Le Front populaire de libération du Tigré (TPLF) a accusé l’armée érythréenne de «continuer à sévir» malgré l’accord de cessation des hostilités signé entre le gouvernement éthiopien et le groupe pour mettre fin au conflit de novembre 2020 dans la région du nord du Tigré.
«Alors que nos forces font de leur mieux pour respecter les accords de Pretoria et de Nairobi, les forces érythréennes continuent de se déchaîner, tuant des enfants et des femmes à volonté, pillant et détruisant des biens», a déclaré le porte-parole du groupe, Getachew Reda.
Il a déclaré dans une série de messages sur son compte Twitter que les troupes érythréennes avaient «exécuté sommairement des centaines de femmes et d’enfants à May Abay la semaine dernière», avant de souligner qu'»il est évident que les Érythréens n’ont aucun appétit pour un règlement pacifique entre le gouvernement central et le Tigré».
M. Getachew a déclaré que le gouvernement érythréen «maintiendra le cap de ses plans néfastes pour la Corne de l’Afrique» et a souligné que «la question est de savoir si les partenaires de paix à Addis-Abeba respecteront leur part du marché pour protéger les civils et convaincre les forces extérieures de quitter le Tigré».
«Nous espérons et attendons d’eux qu’ils respectent leur part du marché. La communauté internationale, pour sa part, doit maintenir la pression», a déclaré le porte-parole du TPLF, alors qu’Addis-Abeba a récemment indiqué qu’elle respectait tous les points de l’accord avec le groupe.
Le chef du service de communication du gouvernement, Legesse Tulu, a déclaré dimanche qu'»aucune condition préalable n’a été posée à la mise en œuvre de l’accord de paix de Pretoria, qui sera donc appliqué conformément aux clauses convenues».
«La paix ne sera garantie que par les principes et le droit», a-t-il déclaré, soulignant que «la mise en œuvre de l’accord de paix est la seule option», comme le rapporte la chaîne de télévision éthiopienne Fana.

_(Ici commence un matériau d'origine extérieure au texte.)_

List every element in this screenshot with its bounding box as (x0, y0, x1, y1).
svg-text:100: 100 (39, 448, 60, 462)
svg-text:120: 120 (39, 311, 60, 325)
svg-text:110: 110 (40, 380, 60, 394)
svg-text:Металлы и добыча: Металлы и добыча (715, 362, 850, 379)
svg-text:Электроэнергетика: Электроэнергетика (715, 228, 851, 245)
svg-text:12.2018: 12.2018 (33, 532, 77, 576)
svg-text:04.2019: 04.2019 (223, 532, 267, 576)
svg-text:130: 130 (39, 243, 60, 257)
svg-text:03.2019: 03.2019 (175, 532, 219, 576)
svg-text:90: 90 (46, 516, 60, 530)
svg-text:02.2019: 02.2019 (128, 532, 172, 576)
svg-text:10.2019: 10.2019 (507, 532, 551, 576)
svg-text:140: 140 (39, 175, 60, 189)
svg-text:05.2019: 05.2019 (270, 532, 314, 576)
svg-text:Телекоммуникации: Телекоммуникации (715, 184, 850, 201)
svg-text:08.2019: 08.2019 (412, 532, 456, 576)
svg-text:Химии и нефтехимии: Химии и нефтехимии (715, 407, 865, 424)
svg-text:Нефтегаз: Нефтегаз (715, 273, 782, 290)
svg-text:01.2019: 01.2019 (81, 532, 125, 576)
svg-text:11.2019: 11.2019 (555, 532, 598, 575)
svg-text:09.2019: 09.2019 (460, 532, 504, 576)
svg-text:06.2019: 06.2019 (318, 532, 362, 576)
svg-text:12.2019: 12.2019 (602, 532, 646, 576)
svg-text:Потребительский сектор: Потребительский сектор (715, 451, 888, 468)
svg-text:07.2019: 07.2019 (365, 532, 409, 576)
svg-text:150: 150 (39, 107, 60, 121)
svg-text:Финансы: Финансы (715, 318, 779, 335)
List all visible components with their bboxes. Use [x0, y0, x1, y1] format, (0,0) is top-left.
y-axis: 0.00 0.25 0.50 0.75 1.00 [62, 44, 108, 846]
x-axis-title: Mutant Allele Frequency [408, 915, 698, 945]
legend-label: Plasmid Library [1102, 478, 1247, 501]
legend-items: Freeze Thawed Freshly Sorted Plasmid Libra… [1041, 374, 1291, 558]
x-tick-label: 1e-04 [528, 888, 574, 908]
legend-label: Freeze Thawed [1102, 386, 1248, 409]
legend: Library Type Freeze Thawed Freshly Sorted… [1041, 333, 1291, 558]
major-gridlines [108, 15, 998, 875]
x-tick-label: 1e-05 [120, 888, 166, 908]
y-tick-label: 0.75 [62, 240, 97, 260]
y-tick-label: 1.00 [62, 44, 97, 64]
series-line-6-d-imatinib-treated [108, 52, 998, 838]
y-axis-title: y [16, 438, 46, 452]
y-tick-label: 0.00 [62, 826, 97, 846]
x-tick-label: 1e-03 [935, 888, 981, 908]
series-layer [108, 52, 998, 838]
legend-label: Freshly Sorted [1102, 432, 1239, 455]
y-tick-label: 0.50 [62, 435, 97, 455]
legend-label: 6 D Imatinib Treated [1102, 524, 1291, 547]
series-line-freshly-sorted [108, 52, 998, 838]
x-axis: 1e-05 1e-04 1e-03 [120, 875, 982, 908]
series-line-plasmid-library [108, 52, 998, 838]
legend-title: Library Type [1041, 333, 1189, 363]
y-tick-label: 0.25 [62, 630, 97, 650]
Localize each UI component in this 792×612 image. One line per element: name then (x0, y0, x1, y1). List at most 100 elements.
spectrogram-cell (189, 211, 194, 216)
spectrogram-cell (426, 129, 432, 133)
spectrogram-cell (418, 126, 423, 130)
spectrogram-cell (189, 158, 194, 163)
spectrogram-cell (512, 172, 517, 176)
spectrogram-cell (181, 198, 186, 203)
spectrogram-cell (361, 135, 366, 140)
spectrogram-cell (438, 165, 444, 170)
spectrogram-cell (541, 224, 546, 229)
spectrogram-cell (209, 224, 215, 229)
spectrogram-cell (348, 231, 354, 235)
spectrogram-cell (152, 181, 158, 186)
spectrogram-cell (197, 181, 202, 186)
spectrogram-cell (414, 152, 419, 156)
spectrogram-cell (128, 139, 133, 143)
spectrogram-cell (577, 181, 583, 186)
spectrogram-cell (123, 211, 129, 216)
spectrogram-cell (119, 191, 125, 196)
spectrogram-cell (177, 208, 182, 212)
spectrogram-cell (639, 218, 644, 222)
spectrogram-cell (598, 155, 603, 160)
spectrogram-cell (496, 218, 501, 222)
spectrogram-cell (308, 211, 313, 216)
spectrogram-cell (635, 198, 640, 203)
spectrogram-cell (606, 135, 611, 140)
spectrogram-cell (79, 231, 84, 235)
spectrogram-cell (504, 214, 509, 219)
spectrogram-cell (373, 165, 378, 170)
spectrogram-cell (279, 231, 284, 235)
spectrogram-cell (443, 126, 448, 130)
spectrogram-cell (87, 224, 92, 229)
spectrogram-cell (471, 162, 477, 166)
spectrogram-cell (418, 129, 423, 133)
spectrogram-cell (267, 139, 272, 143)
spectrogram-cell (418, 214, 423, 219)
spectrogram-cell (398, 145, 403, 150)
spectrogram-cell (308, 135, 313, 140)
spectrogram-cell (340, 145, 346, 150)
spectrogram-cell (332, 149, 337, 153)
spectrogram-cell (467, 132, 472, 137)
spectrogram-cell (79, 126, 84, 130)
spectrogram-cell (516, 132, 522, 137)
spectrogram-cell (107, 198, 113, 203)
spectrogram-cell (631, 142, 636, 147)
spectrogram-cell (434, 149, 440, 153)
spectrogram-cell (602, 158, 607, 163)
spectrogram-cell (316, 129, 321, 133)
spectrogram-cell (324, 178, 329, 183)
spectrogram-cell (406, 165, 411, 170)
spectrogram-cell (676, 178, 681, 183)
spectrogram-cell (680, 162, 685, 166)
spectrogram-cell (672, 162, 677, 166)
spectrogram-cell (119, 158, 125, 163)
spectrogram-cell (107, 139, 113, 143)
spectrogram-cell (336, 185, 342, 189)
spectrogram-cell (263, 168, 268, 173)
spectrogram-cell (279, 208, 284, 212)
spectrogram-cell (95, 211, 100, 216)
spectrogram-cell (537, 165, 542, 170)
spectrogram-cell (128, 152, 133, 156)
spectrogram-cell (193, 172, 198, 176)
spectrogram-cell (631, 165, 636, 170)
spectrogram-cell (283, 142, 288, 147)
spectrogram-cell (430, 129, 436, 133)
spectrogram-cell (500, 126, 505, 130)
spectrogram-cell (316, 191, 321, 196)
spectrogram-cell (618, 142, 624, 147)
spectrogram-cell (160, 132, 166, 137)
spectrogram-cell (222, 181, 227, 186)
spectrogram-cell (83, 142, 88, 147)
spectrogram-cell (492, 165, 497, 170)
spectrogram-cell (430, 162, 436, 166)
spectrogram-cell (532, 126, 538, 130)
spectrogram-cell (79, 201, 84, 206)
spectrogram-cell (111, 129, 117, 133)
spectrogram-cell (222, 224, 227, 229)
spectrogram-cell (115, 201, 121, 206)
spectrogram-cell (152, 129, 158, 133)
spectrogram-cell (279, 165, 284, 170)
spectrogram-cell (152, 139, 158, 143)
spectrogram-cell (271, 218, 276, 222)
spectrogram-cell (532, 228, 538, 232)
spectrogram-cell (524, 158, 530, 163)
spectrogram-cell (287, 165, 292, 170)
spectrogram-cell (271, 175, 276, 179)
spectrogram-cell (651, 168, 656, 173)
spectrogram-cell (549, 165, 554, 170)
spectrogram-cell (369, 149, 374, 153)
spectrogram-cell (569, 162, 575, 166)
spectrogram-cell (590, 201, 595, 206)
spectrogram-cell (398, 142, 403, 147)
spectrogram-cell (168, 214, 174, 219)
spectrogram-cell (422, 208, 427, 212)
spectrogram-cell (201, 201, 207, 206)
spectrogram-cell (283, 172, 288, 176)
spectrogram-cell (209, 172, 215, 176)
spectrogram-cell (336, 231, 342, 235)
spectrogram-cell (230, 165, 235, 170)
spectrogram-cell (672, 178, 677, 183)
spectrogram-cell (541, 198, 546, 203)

Le conflit au Tigré a éclaté en novembre 2020 à la suite d’une attaque du TPLF contre la principale base de l’armée à Mekelle, après quoi le gouvernement du Premier ministre Abiy Ahmed a ordonné une offensive contre le groupe après des mois de tensions politiques et administratives, notamment le refus du TPLF de reconnaître le report d’une élection et sa décision d’organiser des élections régionales en dehors d’Addis-Abeba.
Le TPLF accuse Abiy d’attiser les tensions depuis son arrivée au pouvoir en avril 2018, lorsqu’il est devenu le premier Oromo à prendre ses fonctions. Jusqu’alors, le TPLF était la force dominante au sein de la coalition au pouvoir en Éthiopie depuis 1991, le Front démocratique révolutionnaire du peuple éthiopien (EPRDF), fondé sur des critères ethniques. Le groupe s’est opposé aux réformes d’Abiy, qu’il considère comme une tentative de saper son influence.